Determining what causes complications of a screening procedure so we can determine a root cause and then prevent it is a good thing. However; the research needs to be done by independent groups not receiving funds from CMS which has a clear and strong conflict of interest!

We need to be looking at complications related to the choice of preparation, choice of colonoscopy, choice of anesthesia and whether polyps were removed and or biopsies taken. We additionally need to assess the definition of “low risk patient.”

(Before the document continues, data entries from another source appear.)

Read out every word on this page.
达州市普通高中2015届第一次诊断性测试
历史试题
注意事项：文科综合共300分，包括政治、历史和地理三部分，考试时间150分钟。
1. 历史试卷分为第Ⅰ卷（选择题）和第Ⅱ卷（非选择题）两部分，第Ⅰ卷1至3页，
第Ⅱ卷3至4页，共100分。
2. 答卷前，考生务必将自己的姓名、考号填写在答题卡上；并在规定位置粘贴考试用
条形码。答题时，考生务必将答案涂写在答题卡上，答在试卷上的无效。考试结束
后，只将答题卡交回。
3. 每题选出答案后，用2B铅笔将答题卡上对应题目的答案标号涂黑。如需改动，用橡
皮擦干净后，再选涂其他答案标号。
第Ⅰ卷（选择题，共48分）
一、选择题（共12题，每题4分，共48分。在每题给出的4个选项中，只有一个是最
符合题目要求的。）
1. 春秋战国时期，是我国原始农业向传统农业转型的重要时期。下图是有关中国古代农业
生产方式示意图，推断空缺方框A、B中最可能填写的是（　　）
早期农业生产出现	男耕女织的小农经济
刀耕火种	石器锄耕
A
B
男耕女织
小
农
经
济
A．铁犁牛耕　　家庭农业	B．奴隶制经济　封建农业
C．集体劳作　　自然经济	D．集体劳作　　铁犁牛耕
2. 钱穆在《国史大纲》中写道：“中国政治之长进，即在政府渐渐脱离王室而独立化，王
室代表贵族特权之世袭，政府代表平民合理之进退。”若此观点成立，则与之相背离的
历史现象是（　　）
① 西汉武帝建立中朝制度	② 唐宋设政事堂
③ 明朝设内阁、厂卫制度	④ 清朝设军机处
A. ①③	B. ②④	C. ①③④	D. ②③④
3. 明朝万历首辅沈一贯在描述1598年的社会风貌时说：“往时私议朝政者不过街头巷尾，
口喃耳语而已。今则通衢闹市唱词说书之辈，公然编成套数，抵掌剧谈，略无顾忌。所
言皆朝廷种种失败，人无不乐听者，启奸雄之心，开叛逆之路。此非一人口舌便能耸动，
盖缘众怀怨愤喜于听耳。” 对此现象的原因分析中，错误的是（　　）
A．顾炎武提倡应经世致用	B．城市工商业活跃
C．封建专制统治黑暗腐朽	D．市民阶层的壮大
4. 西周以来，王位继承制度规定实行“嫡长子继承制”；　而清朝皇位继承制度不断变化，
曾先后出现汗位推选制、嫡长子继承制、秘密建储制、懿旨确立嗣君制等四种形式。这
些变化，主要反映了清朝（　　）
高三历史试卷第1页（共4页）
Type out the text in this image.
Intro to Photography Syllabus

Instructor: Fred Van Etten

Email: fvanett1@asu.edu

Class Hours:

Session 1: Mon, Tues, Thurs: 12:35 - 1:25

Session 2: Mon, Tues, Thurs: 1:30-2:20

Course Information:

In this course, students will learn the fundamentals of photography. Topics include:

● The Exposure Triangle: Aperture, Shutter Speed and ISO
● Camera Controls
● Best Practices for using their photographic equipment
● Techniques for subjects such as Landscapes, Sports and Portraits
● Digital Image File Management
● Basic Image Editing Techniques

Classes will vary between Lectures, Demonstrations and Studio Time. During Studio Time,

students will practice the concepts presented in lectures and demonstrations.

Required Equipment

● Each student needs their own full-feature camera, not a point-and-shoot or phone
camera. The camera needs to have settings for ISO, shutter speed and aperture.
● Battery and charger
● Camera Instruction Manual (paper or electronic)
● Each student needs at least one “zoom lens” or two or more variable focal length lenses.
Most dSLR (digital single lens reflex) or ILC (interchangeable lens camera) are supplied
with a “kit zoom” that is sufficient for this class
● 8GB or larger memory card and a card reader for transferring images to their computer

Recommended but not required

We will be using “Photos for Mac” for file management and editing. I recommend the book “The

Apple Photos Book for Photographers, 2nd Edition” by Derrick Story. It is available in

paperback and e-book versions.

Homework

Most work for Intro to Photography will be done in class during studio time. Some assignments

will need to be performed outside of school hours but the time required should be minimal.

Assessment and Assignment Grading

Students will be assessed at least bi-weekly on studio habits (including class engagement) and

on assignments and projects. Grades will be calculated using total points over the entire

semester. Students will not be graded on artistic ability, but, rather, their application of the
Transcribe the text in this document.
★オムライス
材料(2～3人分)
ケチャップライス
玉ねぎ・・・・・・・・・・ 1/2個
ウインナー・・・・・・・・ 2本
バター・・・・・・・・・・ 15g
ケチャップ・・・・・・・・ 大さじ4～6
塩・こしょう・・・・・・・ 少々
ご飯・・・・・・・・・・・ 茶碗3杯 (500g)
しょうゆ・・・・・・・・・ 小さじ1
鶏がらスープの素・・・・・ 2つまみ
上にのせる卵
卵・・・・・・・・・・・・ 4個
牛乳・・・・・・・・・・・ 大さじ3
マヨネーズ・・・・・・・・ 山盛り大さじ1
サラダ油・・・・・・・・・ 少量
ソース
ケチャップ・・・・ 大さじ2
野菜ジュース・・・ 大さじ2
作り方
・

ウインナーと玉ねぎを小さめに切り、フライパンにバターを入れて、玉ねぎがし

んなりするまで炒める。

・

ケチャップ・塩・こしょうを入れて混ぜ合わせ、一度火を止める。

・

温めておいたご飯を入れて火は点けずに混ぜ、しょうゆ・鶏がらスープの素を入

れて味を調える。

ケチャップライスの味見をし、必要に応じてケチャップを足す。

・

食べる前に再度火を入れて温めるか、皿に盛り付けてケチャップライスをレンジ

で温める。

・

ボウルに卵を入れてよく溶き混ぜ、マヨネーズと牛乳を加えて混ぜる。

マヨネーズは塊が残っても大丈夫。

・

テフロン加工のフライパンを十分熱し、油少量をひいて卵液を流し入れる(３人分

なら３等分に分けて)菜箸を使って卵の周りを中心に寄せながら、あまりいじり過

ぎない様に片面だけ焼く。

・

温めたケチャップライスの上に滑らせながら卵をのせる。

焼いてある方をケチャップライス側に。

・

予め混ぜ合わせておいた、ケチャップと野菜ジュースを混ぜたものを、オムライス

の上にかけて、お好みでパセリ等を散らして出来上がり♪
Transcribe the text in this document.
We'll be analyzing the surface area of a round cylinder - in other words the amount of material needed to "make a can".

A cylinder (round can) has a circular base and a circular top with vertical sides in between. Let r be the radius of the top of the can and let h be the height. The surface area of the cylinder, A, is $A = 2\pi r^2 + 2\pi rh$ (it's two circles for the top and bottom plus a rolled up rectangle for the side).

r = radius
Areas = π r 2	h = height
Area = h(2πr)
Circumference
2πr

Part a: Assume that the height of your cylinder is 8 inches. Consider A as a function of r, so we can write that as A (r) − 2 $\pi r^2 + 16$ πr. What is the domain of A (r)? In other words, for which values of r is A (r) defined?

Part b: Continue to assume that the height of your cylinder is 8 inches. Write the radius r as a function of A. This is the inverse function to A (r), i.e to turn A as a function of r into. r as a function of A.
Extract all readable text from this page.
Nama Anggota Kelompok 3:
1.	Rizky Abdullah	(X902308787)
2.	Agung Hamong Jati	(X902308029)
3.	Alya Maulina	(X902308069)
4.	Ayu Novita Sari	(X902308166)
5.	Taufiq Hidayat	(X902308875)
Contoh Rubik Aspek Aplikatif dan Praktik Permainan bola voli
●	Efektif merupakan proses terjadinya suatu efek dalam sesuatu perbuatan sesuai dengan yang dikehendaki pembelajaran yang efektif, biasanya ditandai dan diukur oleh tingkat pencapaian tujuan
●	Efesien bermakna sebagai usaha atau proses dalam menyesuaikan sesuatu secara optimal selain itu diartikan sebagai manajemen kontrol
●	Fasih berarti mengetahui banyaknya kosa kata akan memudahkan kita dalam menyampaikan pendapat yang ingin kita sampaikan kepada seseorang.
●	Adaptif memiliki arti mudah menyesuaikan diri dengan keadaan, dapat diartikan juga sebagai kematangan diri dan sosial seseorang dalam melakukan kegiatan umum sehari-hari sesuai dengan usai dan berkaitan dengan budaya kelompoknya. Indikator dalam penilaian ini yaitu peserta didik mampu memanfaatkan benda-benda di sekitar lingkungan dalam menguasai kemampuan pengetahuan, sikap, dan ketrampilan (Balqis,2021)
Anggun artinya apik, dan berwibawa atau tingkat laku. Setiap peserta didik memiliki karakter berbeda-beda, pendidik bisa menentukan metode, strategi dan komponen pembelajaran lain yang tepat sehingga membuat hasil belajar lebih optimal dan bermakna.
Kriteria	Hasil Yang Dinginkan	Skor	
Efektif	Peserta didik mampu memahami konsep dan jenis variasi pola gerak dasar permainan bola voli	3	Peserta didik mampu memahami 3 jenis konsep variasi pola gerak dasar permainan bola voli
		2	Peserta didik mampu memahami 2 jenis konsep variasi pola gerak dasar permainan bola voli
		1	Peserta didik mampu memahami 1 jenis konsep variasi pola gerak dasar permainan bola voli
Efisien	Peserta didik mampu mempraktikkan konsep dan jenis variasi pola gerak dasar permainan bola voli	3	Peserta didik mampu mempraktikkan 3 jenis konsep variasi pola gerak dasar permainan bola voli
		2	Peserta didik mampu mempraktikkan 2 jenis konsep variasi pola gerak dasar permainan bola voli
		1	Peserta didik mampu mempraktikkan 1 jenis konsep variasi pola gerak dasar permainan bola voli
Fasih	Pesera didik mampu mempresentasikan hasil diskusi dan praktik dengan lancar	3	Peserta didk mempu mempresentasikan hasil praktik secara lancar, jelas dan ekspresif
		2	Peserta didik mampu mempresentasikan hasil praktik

Within the recommended age group for screening colonoscopies of 50-75 years old, very few patients are not taking prescription medications as well as supplements. The research needs to look at procedures such as CT Scan virtual colonoscopy and fecal immunochemical human occult blood testing as well for efficacy and complication rate.

There are currently DNA analysis tests of columnar epithelium colon cells sloughed during a normal bowel movement. Pre-cancerous polyps and colon cancer have distinctive DNA patterns that can be detected by looking at fecal material. There is no prep but the cost of $500 makes determining if it works and under what circumstances important. If it works then shouldn’t it be the screening test to determine who needs to have a colonoscopy? Yes, the research must be done but it must be done by agencies not affiliated with CMS with their stated goal of spending less for better service and better quality.